Now it is time to clean all these parts.  I use a degreaser that I found at the hardware store.  I scrub each part and then rinse with rubbing alcohol and dry with the hair dryer on low.  Each cleaned piece goes into a clean container.  Inevitably, despite my best efforts, an extra screw pops up during this whole process.  I never panic when that happens.  I know that eventually I will figure it out.  Save yourself some stress, just the same, and keep your screws together with their corresponding pieces unless the screw is back in the machine.

Next time: tension assembly

read the comments.  Luis has a Singer 66 and has broken the part number 8302  I looked up on my downloads and found the schematic of the parts;


You can see part number 8203  above.  I think it must pass through the pillar.  Luis mentioned trying to solder it.  if it is broken clear through he will need a new one, I think.  Good luck Luis.


  1. Hi Elizabeth!

    I followed the link you posted on the wefixit group. I was curious about the blog and the machine. The machine looks fantastic. The blog is wonderful. Keep up the good work and we will all benefit from these educational exercises. Thanks!!


  2. Hi Elizabeth. This is a very interesting blog to me, because I like the vintage sewing machines. I'm trying to restore a singer "66" from 1928 that I bought in a junk depot, but sadly I broke the 8203 part :(. did you ever had fully disassembled a singer 66?

    1. HI Luis
      I am sorry that you broke that part. I have never fully disassembled a Singer 66. I am not that brave. Good luck.

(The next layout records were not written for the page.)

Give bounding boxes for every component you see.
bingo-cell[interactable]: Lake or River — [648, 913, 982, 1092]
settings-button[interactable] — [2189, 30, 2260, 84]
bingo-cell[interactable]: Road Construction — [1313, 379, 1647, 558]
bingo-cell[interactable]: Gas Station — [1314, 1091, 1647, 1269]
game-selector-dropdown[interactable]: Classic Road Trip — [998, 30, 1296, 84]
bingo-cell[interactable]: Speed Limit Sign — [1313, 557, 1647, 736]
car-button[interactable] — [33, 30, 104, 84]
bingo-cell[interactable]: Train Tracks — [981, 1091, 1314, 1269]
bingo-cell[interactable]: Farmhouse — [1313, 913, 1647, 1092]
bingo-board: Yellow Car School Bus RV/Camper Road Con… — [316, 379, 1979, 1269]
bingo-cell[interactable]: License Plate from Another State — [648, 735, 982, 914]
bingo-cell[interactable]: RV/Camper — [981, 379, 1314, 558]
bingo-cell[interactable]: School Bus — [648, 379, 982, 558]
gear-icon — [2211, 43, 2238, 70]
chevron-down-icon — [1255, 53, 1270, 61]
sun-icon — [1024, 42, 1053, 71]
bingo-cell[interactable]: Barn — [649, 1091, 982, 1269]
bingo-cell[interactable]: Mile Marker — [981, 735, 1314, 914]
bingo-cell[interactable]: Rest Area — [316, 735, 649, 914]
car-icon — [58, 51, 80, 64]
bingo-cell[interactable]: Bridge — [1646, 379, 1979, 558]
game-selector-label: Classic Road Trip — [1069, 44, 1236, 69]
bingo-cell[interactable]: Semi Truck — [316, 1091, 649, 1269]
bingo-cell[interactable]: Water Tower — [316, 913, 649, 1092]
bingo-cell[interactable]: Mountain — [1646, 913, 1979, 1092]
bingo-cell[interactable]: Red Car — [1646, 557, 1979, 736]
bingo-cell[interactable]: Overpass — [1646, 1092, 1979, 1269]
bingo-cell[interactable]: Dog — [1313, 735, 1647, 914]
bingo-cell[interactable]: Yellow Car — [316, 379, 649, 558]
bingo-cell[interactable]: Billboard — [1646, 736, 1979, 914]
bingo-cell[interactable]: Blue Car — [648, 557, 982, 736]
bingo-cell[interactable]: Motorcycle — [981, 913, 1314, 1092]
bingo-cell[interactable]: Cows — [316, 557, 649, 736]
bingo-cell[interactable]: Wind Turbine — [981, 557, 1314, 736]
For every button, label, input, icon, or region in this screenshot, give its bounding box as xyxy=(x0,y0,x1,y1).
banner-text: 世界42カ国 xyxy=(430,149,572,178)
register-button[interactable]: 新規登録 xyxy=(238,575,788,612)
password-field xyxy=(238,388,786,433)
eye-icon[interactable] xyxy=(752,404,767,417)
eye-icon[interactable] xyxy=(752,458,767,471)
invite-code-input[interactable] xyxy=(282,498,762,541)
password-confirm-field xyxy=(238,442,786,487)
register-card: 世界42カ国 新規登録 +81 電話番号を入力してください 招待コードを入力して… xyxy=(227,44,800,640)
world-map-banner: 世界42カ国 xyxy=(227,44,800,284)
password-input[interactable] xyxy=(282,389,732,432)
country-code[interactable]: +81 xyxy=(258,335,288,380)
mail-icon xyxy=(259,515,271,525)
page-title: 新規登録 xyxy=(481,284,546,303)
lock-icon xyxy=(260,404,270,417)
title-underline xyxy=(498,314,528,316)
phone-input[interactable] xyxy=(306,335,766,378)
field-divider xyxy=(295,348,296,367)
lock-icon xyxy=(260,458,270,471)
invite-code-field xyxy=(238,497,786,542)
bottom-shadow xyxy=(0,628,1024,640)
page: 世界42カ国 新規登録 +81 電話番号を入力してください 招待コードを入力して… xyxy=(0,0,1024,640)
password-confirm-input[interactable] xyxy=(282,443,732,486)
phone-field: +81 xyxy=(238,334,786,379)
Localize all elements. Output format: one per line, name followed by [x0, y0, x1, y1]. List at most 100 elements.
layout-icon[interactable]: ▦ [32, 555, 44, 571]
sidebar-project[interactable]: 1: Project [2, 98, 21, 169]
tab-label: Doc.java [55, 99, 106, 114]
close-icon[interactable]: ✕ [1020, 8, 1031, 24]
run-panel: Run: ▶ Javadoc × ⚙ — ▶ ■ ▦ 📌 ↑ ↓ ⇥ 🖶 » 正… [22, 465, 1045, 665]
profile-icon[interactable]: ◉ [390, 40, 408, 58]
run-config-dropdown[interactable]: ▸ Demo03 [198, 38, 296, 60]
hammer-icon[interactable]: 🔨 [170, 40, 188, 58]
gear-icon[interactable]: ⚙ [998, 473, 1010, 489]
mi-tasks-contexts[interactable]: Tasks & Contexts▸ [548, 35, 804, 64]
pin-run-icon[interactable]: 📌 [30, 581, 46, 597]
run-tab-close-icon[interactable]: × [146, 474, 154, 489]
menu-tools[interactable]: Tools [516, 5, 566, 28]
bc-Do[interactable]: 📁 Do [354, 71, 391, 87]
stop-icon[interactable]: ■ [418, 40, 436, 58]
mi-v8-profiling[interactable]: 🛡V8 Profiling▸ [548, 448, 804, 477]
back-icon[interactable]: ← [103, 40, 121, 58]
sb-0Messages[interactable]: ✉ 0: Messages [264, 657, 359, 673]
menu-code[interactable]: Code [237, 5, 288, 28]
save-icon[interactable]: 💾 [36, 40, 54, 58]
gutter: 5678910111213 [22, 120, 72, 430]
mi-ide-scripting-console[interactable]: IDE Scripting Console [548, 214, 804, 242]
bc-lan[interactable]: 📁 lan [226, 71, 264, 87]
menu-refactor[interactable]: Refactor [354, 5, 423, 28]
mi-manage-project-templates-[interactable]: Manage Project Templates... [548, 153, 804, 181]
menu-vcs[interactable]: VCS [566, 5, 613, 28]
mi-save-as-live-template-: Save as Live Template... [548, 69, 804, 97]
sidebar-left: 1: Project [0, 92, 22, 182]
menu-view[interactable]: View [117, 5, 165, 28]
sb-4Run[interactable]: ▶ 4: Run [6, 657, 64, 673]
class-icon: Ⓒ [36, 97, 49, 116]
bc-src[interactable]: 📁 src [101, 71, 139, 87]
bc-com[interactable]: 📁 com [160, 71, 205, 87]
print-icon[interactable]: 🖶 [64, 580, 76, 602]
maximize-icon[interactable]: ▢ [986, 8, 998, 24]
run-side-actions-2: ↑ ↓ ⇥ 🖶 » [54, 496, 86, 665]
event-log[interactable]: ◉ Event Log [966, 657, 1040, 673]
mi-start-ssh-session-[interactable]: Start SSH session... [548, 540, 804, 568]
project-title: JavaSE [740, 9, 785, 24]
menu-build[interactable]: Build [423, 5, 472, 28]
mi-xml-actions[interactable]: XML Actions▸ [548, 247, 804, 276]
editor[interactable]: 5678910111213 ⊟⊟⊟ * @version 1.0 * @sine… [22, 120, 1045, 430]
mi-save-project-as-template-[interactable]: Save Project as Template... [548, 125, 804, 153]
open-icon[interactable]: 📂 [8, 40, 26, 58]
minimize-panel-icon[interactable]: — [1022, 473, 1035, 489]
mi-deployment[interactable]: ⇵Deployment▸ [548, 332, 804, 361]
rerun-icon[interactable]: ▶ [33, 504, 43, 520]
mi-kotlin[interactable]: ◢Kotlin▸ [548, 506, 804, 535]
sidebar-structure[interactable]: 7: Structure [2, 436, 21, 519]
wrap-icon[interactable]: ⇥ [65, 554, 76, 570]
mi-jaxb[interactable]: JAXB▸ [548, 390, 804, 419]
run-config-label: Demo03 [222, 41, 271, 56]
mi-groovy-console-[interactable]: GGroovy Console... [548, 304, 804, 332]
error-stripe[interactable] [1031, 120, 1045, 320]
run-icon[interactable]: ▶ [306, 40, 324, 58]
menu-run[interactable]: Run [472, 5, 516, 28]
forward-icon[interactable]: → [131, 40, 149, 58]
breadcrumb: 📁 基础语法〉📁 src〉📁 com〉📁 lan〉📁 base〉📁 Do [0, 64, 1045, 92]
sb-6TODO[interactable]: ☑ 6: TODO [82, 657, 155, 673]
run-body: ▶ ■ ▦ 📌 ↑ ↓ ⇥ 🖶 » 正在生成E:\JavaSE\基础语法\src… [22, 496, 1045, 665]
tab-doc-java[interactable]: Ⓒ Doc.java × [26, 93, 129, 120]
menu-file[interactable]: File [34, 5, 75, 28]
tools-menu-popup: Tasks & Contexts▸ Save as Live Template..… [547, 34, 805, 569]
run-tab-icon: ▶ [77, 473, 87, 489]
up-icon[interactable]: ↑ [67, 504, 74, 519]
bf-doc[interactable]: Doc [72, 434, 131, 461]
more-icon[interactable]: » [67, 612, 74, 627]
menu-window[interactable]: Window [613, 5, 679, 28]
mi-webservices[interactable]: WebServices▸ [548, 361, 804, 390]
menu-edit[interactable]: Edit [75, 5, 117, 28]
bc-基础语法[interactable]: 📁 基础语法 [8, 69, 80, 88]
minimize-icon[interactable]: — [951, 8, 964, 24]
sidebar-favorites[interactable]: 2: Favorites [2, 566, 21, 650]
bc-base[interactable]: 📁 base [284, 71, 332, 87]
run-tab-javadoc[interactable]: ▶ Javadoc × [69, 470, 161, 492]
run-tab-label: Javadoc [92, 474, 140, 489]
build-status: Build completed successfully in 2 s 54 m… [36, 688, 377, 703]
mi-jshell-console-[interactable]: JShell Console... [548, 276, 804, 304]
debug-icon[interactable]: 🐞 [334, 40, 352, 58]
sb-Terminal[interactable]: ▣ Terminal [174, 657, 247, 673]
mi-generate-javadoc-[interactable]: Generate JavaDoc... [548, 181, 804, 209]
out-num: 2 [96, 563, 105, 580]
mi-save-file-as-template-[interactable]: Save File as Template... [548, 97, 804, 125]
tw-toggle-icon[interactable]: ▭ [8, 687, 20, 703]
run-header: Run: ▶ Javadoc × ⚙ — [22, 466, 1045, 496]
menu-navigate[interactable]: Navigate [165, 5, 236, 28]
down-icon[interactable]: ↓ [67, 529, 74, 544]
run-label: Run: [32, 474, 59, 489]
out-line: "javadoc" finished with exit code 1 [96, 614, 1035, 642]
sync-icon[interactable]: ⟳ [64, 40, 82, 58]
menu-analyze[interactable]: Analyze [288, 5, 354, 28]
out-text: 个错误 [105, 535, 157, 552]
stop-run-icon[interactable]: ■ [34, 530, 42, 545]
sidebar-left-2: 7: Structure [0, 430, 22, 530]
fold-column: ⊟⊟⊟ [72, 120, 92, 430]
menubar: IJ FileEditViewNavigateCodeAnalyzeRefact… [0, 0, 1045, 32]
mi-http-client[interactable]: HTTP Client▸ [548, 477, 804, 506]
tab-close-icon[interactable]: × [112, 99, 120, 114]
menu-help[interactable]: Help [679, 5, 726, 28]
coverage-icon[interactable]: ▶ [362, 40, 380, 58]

    2. Hi again, let me tell you that I finally got my singer 66 fully disassembled, it was very hard and it's gonna be harder to reassembled. I broke one part, but I think that I can get one with an antique dealer, or, if I can't get it, maybe I can solder it. You should to take a look to my machine's parts, I cleaned them with hot water and dish soap and they look very nice. Well, there's still a lot of work to do. Wish me good luck.

    3. I tried cleaning an old and fully jammed 1920 Singer 66 without any disassembly. Got some success and posted a youtube video too for others who may get some benefit out of it.

  3. Thanks so much for this tutorial, it is fabulous and was a huge help in the restoration of my 1927 Singer 66 that I've named Freddie Mae, after it's first owner. Hope you don't mind, but this was too great not to share, so I put a link to this post from a couple of posts on my blog, "The Elusive Bobbin". I love seeing all the machines you've worked on. Thanks for the amazing job you do.

  4. hi luis id love to hear how the arm rocker shaft disasembly and re assembly went... i broke the same part on my 66 and finnally gave in and dropped a 19 in my treadle for now.... i dont want to give up on this machine though.. yet cant find anything about replacing this part. any help? Part number 8203 (the arm rocker shaft)

  5. Thank you for amazing instructions. I was able to identify the issue with my Singer. Piece 32529 and 32594 are stuck at an angle and will not separate. I soaked the pieces in LW and oiled with all purpose machine oil and tried to pry it open or shut with wrenches and it will not budge. Any pointers on what I can buy to get these pieces rotating freely?